Now was her turn to try reasoning with Kleat. “What if we can't find them before the rain comes? Duncan has a point. It's the difference between having a few days to search or having six months.”

“I need this.” For a moment Kleat sounded desperate. “Before it's too late.”

“I don't understand.”

“The captain will come, or someone like him,” Kleat said. “Once they hear it's us up here, they'll come to take it over. The river won't stop them, they'll fly right over it and banish us again. And that's not happening. They had their chance.”

“Their chance?”

“These bones belong to me,” Kleat declared. He fit the barrel into the frame with a metallic
click-clack.

Molly and Duncan exchanged a look. The bones belonged to him? “John,” Duncan said quietly. “That's not right. What about your talk of honor?”

“One buys the other,” Kleat said. “These dead buy my dead. It's the only way I'll ever find my brother.”

Molly remembered Luke laughing—barking like a monkey—at the claim that Kleat had a brother.

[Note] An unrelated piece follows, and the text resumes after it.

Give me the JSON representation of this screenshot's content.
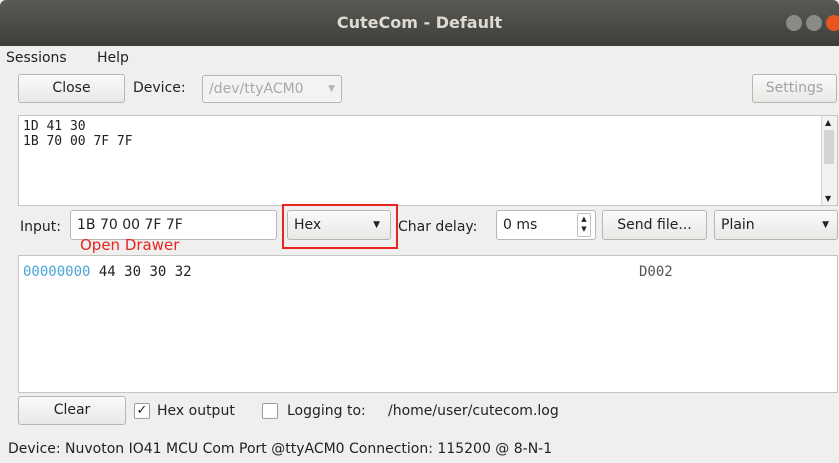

“That's why you're here?” said Duncan.

“The captain sent us off like traitors. Here's their wake-up call. Every year, the missing die a little more. Wives remarry. Children grow up and forget. New wars eclipse the old ones. Soon it will be too late.”

“What do you think the captain and his people are doing in the dirt and mud and sun?” said Duncan. “Searching for the lost ones.”

“They need to search harder, then. With the bones to shame them, I can make America sit up and listen. That's why you're important,” he said to Molly. “You and your newspapers. Shame them. Destroy the old rule. We need fresh blood. New direction. My brother is out there somewhere, and one way or another I'm going to take him home.”

The fire crackled outside. No one spoke for a minute.